Stimulation with estrogen and progesterone of luteinizing hormone (LH)-releasing hormone release from perifused adult female rat hypothalami: correlation with the LH surge.

The effects of estradiol benzoate (EB) and progesterone (P) in vivo and P in vitro on LHRH release from perifused preoptic area-medial basal hypothalamus (POA-MBH) tissue fragments were assessed. In the first series of experiments, ovariectomized female rats were given either 10 or 30 micrograms EB on day 0, followed by either oil or 5 mg P at 1000 h on day 2. Rats were killed at 2-h intervals after P or oil injection, and the POA-MBH from these rats were incubated in a perifusion system. LHRH release from the POA-MBH of rats primed with either 10 or 30 micrograms EB displayed similar patterns; from a basal rate at 1200 and 1400 h, LHRH secretion rose to significantly higher levels at 1600 and 1800 h. This increase in LHRH release in vitro was evident from the POA-MBH obtained just before and during the afternoon LH rise in vivo.
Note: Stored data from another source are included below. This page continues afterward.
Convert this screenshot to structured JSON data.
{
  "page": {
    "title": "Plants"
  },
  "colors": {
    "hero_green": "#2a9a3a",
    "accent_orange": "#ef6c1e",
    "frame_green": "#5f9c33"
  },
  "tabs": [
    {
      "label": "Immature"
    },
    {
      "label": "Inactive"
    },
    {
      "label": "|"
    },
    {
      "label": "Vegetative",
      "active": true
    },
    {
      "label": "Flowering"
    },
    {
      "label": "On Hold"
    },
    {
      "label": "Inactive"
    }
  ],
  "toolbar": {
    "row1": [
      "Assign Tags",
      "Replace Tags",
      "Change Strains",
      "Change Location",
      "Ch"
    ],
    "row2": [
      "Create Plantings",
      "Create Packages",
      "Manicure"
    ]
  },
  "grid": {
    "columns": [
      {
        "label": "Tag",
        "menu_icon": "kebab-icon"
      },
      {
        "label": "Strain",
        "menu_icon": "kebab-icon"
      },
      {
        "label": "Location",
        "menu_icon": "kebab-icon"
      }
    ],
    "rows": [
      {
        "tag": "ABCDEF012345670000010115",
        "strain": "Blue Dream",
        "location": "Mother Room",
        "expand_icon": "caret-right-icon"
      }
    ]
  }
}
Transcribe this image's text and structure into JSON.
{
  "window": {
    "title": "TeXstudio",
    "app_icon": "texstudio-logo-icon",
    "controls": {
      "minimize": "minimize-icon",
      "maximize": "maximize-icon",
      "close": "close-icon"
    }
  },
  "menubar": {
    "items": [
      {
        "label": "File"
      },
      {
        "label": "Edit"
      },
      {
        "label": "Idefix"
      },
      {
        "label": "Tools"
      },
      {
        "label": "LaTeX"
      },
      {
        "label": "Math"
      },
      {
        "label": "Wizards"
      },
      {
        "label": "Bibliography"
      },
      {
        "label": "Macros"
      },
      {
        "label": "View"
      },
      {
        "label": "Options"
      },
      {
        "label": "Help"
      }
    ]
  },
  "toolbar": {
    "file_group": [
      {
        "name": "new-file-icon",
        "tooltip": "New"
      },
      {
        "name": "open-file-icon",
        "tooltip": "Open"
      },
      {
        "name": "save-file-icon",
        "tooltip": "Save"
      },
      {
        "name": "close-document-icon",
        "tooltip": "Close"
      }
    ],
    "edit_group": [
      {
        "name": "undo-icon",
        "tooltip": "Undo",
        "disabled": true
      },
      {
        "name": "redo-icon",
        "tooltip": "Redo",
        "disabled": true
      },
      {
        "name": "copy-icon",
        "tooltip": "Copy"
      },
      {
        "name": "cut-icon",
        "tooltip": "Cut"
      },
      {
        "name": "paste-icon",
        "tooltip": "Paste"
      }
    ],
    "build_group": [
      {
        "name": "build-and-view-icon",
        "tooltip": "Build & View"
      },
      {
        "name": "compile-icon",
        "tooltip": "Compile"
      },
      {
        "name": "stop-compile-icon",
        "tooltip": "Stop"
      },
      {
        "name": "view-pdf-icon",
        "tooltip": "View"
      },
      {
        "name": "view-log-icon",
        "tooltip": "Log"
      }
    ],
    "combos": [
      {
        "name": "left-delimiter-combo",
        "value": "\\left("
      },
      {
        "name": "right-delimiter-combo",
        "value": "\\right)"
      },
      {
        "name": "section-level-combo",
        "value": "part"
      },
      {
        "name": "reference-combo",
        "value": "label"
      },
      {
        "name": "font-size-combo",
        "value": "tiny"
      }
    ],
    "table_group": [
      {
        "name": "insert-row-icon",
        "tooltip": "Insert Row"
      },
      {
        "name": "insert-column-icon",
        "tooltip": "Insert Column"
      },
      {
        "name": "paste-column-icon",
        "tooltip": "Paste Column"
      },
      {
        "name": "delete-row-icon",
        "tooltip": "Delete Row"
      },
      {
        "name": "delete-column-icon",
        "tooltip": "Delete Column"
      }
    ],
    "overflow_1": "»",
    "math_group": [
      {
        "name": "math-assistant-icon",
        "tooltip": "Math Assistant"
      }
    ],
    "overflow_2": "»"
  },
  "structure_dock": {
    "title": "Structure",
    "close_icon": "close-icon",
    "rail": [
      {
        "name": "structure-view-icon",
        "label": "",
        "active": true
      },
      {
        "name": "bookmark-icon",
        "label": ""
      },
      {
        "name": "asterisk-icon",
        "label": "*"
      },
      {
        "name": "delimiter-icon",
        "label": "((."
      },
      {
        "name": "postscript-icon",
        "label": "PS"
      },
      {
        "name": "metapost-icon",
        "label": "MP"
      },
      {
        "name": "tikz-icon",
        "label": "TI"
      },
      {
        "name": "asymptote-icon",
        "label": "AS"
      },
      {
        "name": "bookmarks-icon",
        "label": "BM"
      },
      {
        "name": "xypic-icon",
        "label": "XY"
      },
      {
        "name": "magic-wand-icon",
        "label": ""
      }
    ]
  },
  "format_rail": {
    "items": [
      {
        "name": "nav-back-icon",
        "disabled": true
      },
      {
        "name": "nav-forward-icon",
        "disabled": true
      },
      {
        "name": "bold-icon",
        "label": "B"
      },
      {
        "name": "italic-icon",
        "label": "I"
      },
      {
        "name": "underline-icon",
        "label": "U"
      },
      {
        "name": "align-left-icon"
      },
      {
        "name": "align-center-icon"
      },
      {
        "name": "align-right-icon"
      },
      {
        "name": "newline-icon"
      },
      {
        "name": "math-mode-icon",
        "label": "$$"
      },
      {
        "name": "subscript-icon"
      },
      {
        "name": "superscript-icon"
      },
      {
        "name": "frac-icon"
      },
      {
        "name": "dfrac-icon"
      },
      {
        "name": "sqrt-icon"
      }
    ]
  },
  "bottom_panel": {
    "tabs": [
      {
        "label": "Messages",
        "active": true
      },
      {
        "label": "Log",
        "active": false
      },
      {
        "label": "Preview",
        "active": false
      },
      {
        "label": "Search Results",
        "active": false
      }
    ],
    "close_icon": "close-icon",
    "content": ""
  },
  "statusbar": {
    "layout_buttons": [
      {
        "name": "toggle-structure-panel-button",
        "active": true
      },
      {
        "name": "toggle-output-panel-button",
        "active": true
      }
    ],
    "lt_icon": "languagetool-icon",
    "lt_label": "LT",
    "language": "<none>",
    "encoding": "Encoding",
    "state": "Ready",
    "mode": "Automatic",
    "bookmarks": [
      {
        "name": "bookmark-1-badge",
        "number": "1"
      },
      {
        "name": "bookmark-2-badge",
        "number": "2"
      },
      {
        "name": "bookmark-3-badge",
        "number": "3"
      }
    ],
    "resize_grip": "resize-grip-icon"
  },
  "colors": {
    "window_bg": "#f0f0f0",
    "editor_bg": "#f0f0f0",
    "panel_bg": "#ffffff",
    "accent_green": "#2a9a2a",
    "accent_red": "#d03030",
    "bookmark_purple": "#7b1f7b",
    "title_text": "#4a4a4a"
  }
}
On the other hand, the LHRH secretion pattern in vitro was different in two ways when rats were treated additionally with P. First, LHRH output was significantly higher at 1200 and 1400 h than that in rats treated with 10 or 30 micrograms EB only; this pattern was maintained later at 1600 and 1800 h from the POA-MBH of rats primed with 30 micrograms EB. Second, within the EB/P-treated (EBP) group, significant elevations in the LHRH output occurred from the POA-MBH obtained at 1800 h when rats were in the midst of the LH surge. In the other series of experiments, the POA-MBH of the EB-primed rats (30 micrograms/rat) were perifused with P (10 ng/ml) or vehicle for 6 h. The mean LHRH release during the 6-h interval was significantly higher after P perifusion; the bulk of this rise was evident at 4 h. These studies show that in vitro, the LHRH output of the POA-MBH from the EB- or EBP-treated rats varies significantly during the day and that the POA-MBH of EB-treated rats secretes large amounts of LHRH in vitro, which correlate well with the afternoon LH rise. In addition, treatment with P in vivo changes the in vitro pattern of LHRH output from the POA-MBH of these EB-primed rats, whereas superfusion of P in vitro induces only a marginal stimulation of LHRH release.